Just three days after Fiat Chrysler Automobiles (FCA) unveiled a fleet of specially adapted Chrysler Pacifica minivans that are about to join Waymo's self-driving test fleet, Honda has confirmed that it's entered "formal discussions" with Google's autonomous vehicle technology company.

The ultimate aim of the potential partnership will be to offer consumers safety-focused next-generation autonomous driving technology in 2020/2021 model year production cars.

Honda has already invested heavily in this area via its dedicated Silicon Valley R&D center. Opened officially in July 2015 with the aim of fast-tracking high-tech concepts into real-world products, features and services, it's already developed an automated highway driving system.

That's why the company says that any collaboration with Waymo would also involve Honda engineers based in both California and Tochigi, Japan, the idea being that the two firms would be able to compare notes.

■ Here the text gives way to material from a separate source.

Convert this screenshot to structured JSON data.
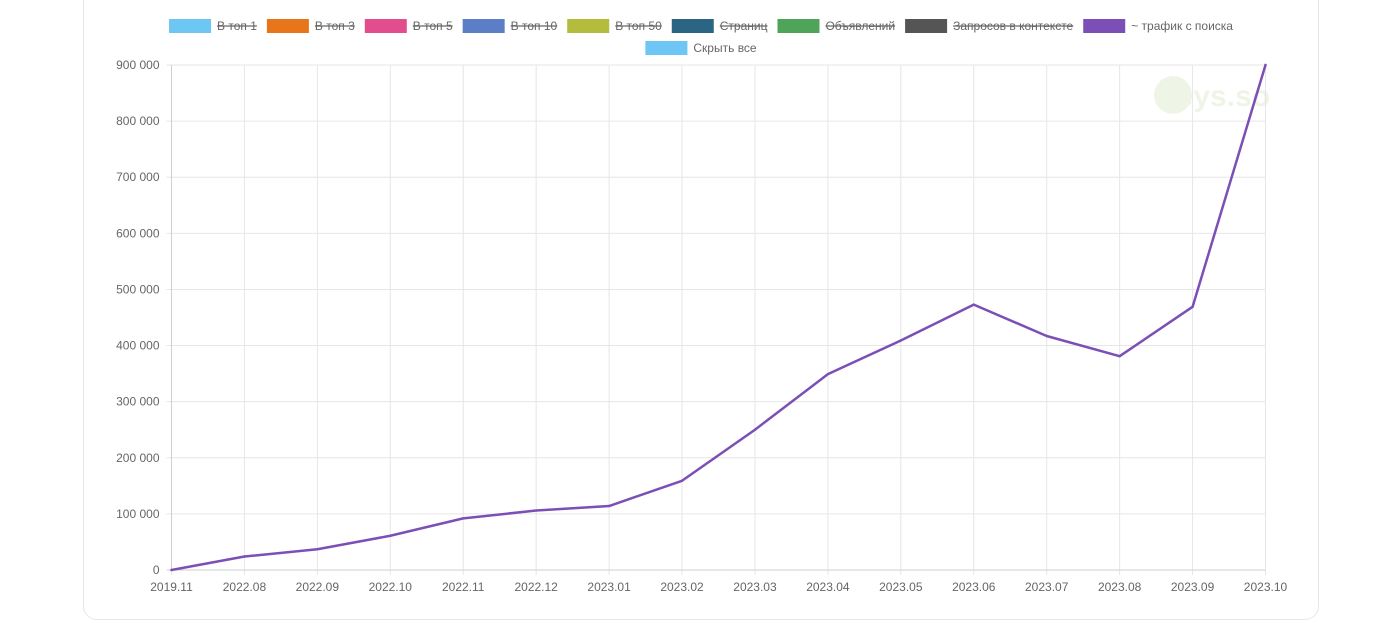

Though myriad car and tech companies are racing to be the first with a viable self-driving vehicle platform -- from BMW to Volvo -- every automaker has stressed that this is new territory and that no one knows for sure which system or systems will ultimately prove to be the optimum solution to delivering zero-fatality highway driving.

The announcement also seems to confirm that Google is scaling back its own autonomous vehicle ambitions. Though the company has been developing systems for over eight years and its autonomous fleet has clocked up the equivalent of 300 years' constant driving, it is now increasingly likely that the company wants to be a provider -- licensing integrated software and hardware -- rather than a manufacturer building cars that would have to compete with those from an industry established for over a century.

Its freshly spun-out firm Waymo -- officially established on Dec. 13 -- even bills itself as a "self-driving technology company."